Insomma, D’Alema è pronto a offrire qualcosa di buono a tutti. «Il Cavaliere» confida Ugo Sposetti «deve fidarsi di Massimo. Altrimenti rischiamo di beccarci uno Scalfaro, un madonnaro. Se mi chiedono di votare uno così, straccio la scheda». Chi è il personaggio in questione? Ovvio, Romano Prodi. Se il Cav lo considera il peggiore dei mali, D’Alema non è da meno: dal Quirinale il Prof forgerebbe il Pd a sua immagine, vendicandosi (ha la memoria d’elefante) anche di D’Alema, Marini e soci con cui non è mai corso buon sangue. Resta l’incognita Renzi. Il sindaco di Firenze teme di fare la fine dell’eterna promessa. Così il suo obiettivo è arrivare in breve a Palazzo Chigi, a costo di rischiare il voto a giugno. O in alternativa (ma non è convinto) prendersi il Pd. Sarà il king maker di ogni presidente che assecondi i suoi piani. «Da buon ex dc» dice uno dei suoi «è pronto a trattare con Prodi e con D’Alema, o con l’outsider di turno.

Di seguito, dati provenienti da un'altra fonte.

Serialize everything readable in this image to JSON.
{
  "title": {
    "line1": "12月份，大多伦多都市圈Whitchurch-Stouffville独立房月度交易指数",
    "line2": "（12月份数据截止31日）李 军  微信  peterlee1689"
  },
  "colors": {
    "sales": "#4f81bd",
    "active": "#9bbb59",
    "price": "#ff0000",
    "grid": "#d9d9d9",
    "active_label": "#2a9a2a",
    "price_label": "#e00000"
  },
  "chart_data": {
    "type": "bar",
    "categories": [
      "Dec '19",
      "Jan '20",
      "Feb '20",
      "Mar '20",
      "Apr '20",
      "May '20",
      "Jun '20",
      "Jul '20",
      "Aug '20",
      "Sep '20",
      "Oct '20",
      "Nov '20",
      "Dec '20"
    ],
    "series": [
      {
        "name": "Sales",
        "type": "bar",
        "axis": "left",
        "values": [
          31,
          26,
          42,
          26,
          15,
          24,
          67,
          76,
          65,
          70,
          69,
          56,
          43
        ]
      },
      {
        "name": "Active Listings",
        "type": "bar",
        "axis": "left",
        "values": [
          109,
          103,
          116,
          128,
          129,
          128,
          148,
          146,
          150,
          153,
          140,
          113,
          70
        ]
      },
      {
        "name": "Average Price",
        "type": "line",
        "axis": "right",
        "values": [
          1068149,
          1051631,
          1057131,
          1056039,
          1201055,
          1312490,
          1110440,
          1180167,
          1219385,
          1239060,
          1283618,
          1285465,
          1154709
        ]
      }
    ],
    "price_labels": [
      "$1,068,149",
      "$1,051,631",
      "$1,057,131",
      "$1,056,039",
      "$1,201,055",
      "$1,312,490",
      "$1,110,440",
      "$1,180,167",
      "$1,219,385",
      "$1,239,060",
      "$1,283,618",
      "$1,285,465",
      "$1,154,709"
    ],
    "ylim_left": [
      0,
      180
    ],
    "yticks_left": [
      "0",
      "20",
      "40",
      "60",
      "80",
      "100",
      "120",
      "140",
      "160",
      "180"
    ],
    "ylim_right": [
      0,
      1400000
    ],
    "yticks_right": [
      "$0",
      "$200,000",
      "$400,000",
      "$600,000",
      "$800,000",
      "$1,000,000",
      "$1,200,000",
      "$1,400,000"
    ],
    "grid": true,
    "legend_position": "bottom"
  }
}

È lo stesso spirito che lo ha portato a dialogare con Berlusconi. Prima di sferrare l’attacco sul Corriere della sera contro la linea di Bersani, ha avvertito Denis Verdini». E arriviamo agli outsider che popolano il Pd. Sono un’infinità: donne, da Anna Finocchiaro a Rosy Bindi, a Laura Boldrini; ma anche personaggi come Pietro Grasso o Rodotà. Tanti nomi, troppi. Il Pd in queste condizioni è già esploso, anche se non lo sa.